Perplexity Vice President for Computer Enterprise and Infrastructure Nate Kupp said Nvidia’s CPU ran AI agent coding tasks about 1.5 times faster than traditional CPUs. He also said Vera was “a dead-on fit” for a number of the company’s core workloads.
Based on Perplexity’s comments, the company appears to have evaluated Vera on workload fit and task speed, rather than on brand value or market hype.
Nvidia’s press release describes Vera as “the first CPU built for AI agents” and says it is now in full production. The company says the chip delivers 1.8 times faster task completion than x86 CPUs and is aimed at agentic AI, reinforcement learning and data processing.

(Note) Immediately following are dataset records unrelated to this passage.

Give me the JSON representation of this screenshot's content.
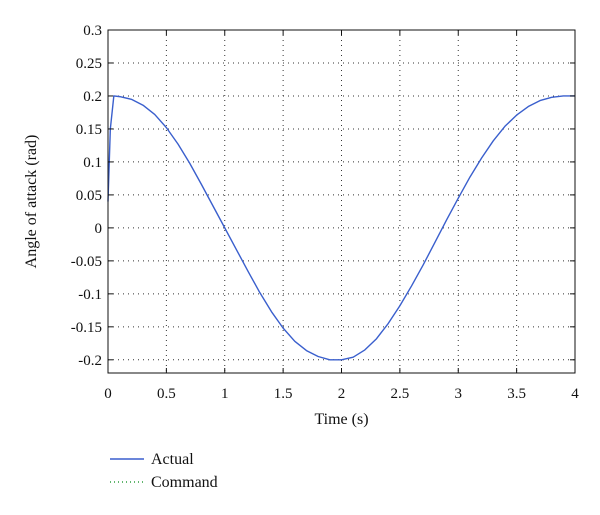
{
  "chart_data": {
    "type": "line",
    "title": "",
    "xlabel": "Time (s)",
    "ylabel": "Angle of attack (rad)",
    "xlim": [
      0,
      4
    ],
    "ylim": [
      -0.22,
      0.3
    ],
    "x_ticks": [
      0,
      0.5,
      1,
      1.5,
      2,
      2.5,
      3,
      3.5,
      4
    ],
    "x_tick_labels": [
      "0",
      "0.5",
      "1",
      "1.5",
      "2",
      "2.5",
      "3",
      "3.5",
      "4"
    ],
    "y_ticks": [
      -0.2,
      -0.15,
      -0.1,
      -0.05,
      0,
      0.05,
      0.1,
      0.15,
      0.2,
      0.25,
      0.3
    ],
    "y_tick_labels": [
      "-0.2",
      "-0.15",
      "-0.1",
      "-0.05",
      "0",
      "0.05",
      "0.1",
      "0.15",
      "0.2",
      "0.25",
      "0.3"
    ],
    "grid": true,
    "legend_position": "below",
    "series": [
      {
        "name": "Actual",
        "color": "#3a5fcd",
        "style": "solid",
        "x": [
          0,
          0.02,
          0.05,
          0.1,
          0.2,
          0.3,
          0.4,
          0.5,
          0.6,
          0.7,
          0.8,
          0.9,
          1.0,
          1.1,
          1.2,
          1.3,
          1.4,
          1.5,
          1.6,
          1.7,
          1.8,
          1.9,
          2.0,
          2.1,
          2.2,
          2.3,
          2.4,
          2.5,
          2.6,
          2.7,
          2.8,
          2.9,
          3.0,
          3.1,
          3.2,
          3.3,
          3.4,
          3.5,
          3.6,
          3.7,
          3.8,
          3.9,
          4.0
        ],
        "y": [
          0.04,
          0.15,
          0.2,
          0.199,
          0.195,
          0.186,
          0.172,
          0.152,
          0.127,
          0.098,
          0.066,
          0.033,
          0.0,
          -0.033,
          -0.066,
          -0.098,
          -0.127,
          -0.152,
          -0.172,
          -0.186,
          -0.195,
          -0.2,
          -0.2,
          -0.196,
          -0.185,
          -0.168,
          -0.145,
          -0.118,
          -0.088,
          -0.056,
          -0.022,
          0.012,
          0.045,
          0.077,
          0.106,
          0.132,
          0.154,
          0.171,
          0.184,
          0.193,
          0.198,
          0.2,
          0.2
        ]
      },
      {
        "name": "Command",
        "color": "#2e9e3e",
        "style": "dotted",
        "x": [],
        "y": []
      }
    ]
  }
}
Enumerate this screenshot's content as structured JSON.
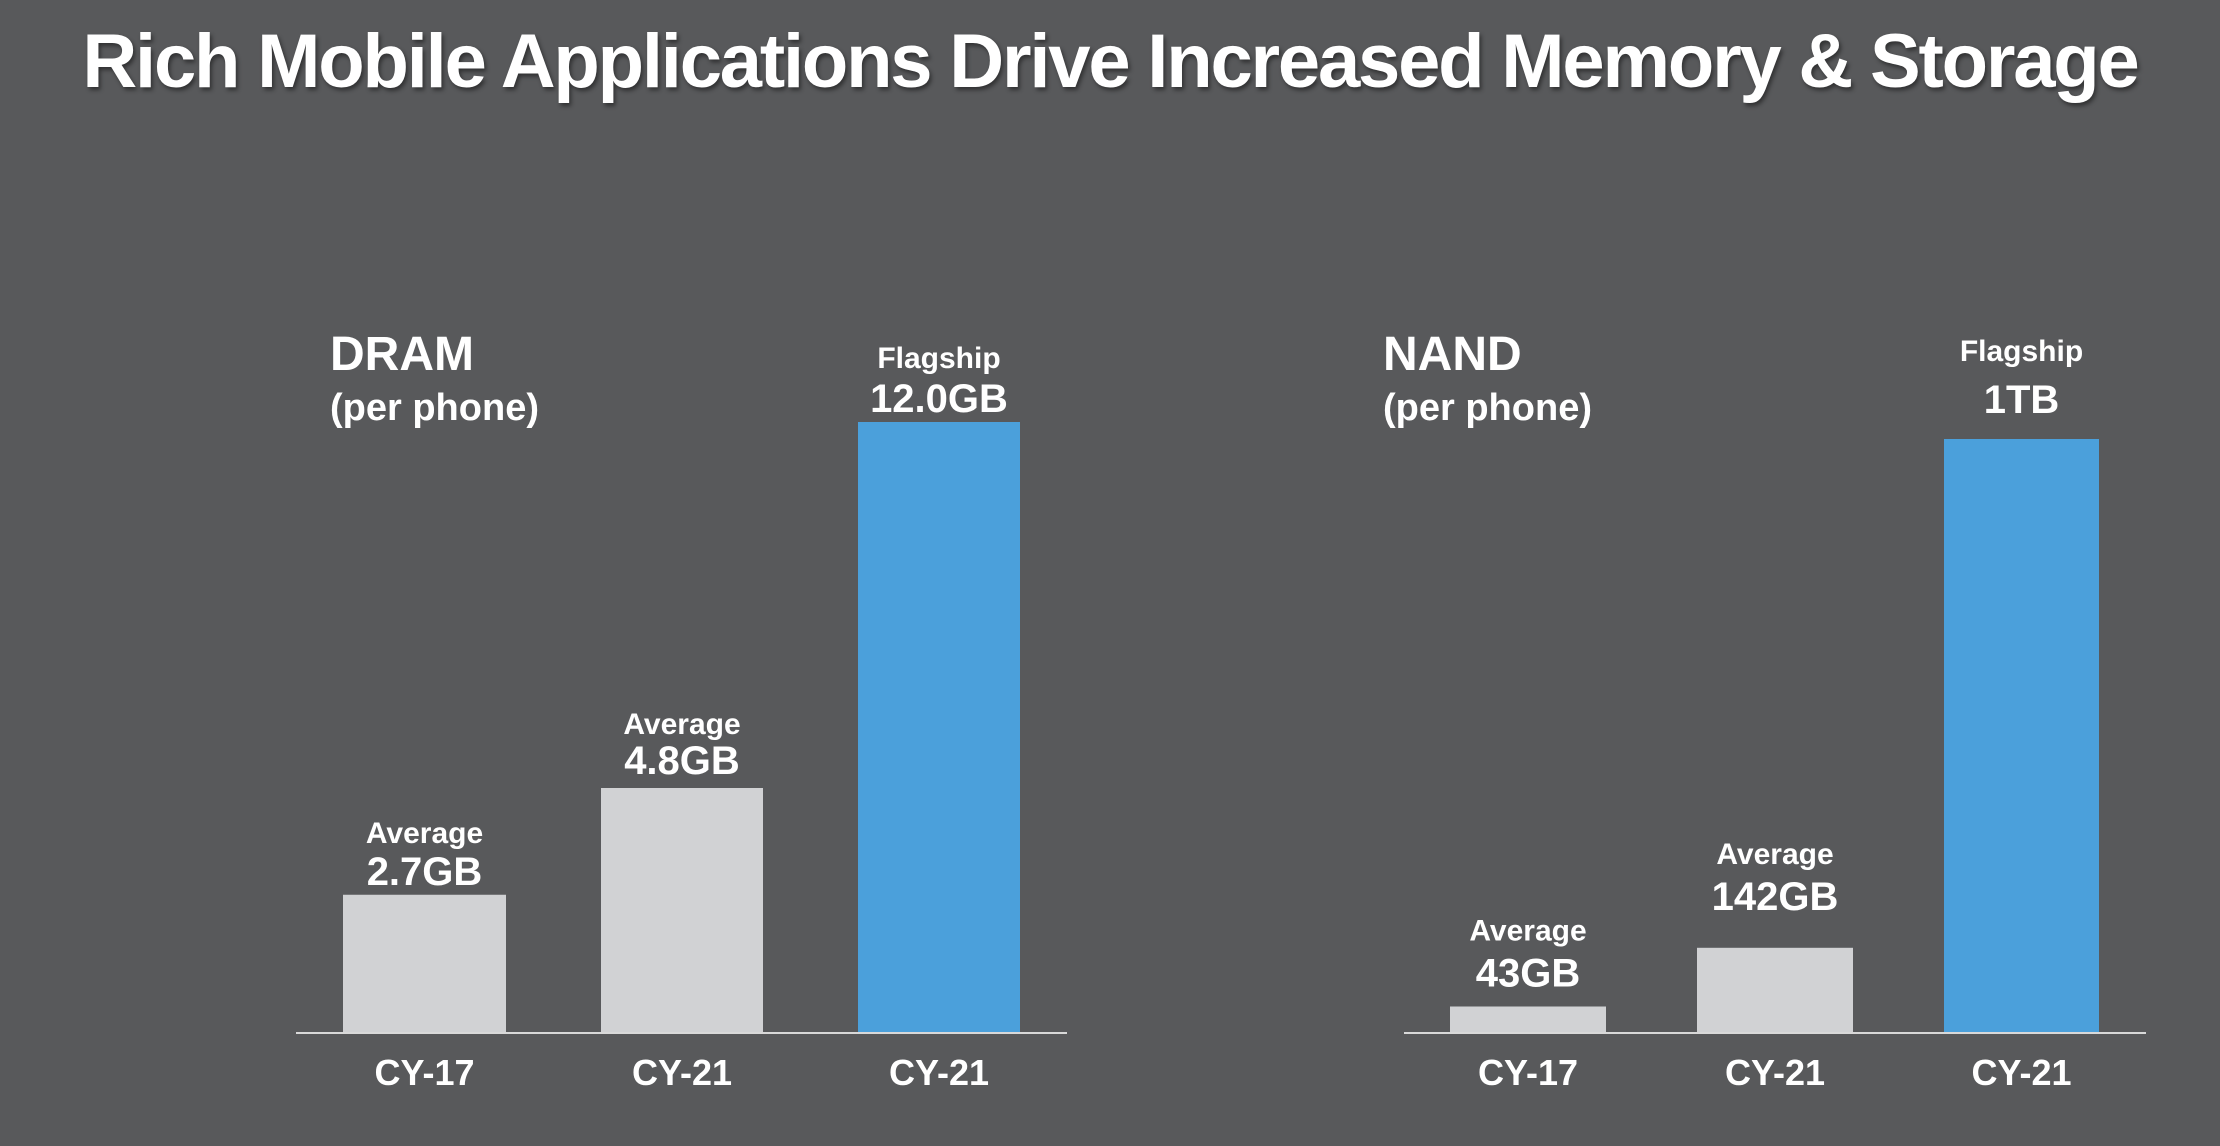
{
  "title": "Rich Mobile Applications Drive Increased Memory & Storage",
  "colors": {
    "background": "#58595b",
    "average_bar": "#d1d2d4",
    "flagship_bar": "#4ba0db",
    "text": "#ffffff",
    "axis": "#d9d9d9"
  },
  "chart_data": [
    {
      "type": "bar",
      "title": "DRAM",
      "subtitle": "(per phone)",
      "categories": [
        "CY-17",
        "CY-21",
        "CY-21"
      ],
      "bar_kind": [
        "Average",
        "Average",
        "Flagship"
      ],
      "value_labels": [
        "2.7GB",
        "4.8GB",
        "12.0GB"
      ],
      "values": [
        2.7,
        4.8,
        12.0
      ],
      "unit": "GB",
      "grid": false
    },
    {
      "type": "bar",
      "title": "NAND",
      "subtitle": "(per phone)",
      "categories": [
        "CY-17",
        "CY-21",
        "CY-21"
      ],
      "bar_kind": [
        "Average",
        "Average",
        "Flagship"
      ],
      "value_labels": [
        "43GB",
        "142GB",
        "1TB"
      ],
      "values": [
        43,
        142,
        1000
      ],
      "unit": "GB",
      "grid": false
    }
  ]
}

Nvidia also says Vera uses 88 Olympus cores and LPDDR5X memory bandwidth of up to 1.2 TB/s. The company says systems using Vera will be available from system builders and cloud partners starting this fall.
Nvidia is trying to extend its role from AI accelerators into the CPU layer, especially for agentic workloads that involve tool use, code execution and orchestration.
AI agents do not behave like typical human users of CPUs; they run continuously, call tools, and complete chained tasks. According to Reuters, that is one reason Nvidia is targeting this market, and Perplexity’s comments indicate the company sees measurable benefit in that design.